The severe acute respiratory syndrome coronavirus 2 (SARS-CoV-2) virus is a novel betacoronavirus that likely emerged late last year from an animal reservoir in China. There is little to no pre-existing immunity against it in the human population. The clinical picture for the disease it causes, coronavirus disease 2019 (COVID-19), ranges from very mild to fatal. The virus is highly transmissible and has spread globally.
As of 20 March 2020, the World Health Organization (WHO) is reporting that it is tracking the development of forty-four SARS-CoV-2 candidate vaccines. Two of these candidates have entered phase one and the other forty-two remain in the pre-clinical stage. There is an urgent need to determine when the first of these candidates will have been found to have a high degree of efficacy and will have been administered to a significant number of people.
The WHO defines vaccine efficacy as follows:
Vaccine efficacy: % reduction in disease incidence in a vaccinated group compared to an unvaccinated group under optimal conditions
This question asks: When will 10M people be administered a SARS-CoV-2 vaccine candidate that has demonstrated an efficacy rate >75% in a n>500 RCT?
This question resolves as the date when the first credible article is published that presents the claim that at least 10 million people have been administered a vaccine that had been previously shown to have an efficacy rate exceeding >75% in a randomized controlled trial with at least 500 participants.

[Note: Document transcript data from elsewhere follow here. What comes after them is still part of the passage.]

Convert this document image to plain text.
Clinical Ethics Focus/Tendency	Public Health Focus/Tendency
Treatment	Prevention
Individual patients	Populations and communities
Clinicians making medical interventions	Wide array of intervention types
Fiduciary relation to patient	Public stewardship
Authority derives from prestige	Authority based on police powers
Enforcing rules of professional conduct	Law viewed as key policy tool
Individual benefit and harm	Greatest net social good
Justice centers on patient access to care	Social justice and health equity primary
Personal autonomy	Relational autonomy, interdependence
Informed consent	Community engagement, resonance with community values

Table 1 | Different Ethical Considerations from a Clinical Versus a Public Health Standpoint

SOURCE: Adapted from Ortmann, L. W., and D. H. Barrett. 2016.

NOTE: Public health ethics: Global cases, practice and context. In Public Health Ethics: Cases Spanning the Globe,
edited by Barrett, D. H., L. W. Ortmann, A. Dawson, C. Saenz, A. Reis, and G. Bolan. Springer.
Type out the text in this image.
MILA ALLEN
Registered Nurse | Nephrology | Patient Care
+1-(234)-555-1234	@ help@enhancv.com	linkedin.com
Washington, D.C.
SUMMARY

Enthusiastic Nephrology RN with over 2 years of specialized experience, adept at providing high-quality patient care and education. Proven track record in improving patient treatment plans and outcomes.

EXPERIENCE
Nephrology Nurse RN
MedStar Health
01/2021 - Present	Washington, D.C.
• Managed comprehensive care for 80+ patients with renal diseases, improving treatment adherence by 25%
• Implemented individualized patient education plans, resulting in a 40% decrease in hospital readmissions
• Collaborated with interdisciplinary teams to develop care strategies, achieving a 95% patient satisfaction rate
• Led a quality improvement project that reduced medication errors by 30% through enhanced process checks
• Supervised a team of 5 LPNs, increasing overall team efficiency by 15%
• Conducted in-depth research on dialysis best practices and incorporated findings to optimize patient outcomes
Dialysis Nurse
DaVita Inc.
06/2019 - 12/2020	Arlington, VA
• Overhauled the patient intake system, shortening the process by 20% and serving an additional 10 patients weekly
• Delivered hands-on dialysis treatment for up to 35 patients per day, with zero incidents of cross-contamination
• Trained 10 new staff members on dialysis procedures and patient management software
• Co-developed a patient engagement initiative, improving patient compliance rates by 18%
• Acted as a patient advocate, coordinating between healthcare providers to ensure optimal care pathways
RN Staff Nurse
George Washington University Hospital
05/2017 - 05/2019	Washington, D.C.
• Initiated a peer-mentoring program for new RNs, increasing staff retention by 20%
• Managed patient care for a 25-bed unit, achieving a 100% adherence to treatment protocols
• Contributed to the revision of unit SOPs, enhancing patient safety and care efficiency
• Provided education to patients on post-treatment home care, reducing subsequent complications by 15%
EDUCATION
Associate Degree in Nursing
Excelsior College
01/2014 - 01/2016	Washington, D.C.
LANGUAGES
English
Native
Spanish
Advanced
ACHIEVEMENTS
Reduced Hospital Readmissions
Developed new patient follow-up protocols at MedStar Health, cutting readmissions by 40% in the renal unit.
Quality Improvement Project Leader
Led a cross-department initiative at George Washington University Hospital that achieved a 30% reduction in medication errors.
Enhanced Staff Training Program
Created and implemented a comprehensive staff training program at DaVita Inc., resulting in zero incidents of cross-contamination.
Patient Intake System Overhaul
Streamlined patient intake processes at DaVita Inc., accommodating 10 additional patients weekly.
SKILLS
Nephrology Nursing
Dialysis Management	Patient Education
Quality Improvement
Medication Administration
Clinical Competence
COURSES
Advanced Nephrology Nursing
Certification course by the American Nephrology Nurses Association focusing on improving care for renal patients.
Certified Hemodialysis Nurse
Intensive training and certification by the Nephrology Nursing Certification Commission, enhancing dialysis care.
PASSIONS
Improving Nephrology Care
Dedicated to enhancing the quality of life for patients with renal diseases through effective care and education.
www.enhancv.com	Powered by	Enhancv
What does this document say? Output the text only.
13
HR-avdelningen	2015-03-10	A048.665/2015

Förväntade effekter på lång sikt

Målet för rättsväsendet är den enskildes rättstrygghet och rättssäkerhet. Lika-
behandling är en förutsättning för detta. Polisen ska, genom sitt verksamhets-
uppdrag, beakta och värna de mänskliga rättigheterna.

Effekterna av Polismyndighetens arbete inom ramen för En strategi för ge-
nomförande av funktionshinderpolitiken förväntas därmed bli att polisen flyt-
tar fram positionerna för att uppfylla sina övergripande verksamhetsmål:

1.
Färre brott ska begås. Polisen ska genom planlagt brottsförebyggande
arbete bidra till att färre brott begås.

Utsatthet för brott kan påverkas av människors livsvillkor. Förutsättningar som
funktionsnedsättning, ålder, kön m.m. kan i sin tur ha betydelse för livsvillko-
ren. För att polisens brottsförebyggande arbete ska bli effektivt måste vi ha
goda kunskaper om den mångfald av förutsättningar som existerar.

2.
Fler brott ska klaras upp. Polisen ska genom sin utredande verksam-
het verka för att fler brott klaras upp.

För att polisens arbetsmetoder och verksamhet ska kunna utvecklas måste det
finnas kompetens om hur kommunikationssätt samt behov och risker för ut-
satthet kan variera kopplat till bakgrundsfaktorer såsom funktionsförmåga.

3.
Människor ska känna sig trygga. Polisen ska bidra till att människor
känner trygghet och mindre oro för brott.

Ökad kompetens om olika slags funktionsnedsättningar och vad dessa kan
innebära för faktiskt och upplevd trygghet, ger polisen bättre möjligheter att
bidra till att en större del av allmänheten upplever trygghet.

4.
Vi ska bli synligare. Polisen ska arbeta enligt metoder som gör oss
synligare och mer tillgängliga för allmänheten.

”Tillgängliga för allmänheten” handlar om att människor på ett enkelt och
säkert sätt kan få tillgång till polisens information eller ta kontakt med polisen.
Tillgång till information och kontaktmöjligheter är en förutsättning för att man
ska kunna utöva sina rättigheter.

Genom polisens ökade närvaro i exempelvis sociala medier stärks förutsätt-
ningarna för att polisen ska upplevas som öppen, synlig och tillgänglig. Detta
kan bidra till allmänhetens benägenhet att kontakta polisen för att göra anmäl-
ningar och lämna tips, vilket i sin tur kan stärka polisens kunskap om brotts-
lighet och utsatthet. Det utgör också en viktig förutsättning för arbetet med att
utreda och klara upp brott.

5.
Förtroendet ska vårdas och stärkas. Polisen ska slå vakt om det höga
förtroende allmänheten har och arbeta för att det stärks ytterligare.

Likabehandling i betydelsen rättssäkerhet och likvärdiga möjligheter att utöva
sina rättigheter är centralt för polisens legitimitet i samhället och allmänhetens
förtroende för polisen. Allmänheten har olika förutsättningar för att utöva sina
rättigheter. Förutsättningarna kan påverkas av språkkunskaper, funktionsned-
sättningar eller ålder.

If this does not resolve before 08 April 2023, it resolves as >08 April 2023.
The 10M people can receive different vaccines, as long as they all qualify by this question's criteria.
Being administered a vaccine means having followed the treatment course that was tested in the RCT. If the vaccine needs several shots, then only people who have received all of them count.
Edit on 2020-05-06: removed "outside a clinical trial" from the resolution language. Previous resolution language :
This question resolves as the date when the first credible article is published that presents the claim that at least 10,000 people outside a clinical trial have been administered a vaccine that had been previously shown to have an efficacy rate exceeding >95% in a randomized controlled trial with at least 500 participants.
Edit on 2020-11-21: Changed the title, question phrasing and added a caveat to allow several vaccines. Also added caveat about multi-shot vaccines.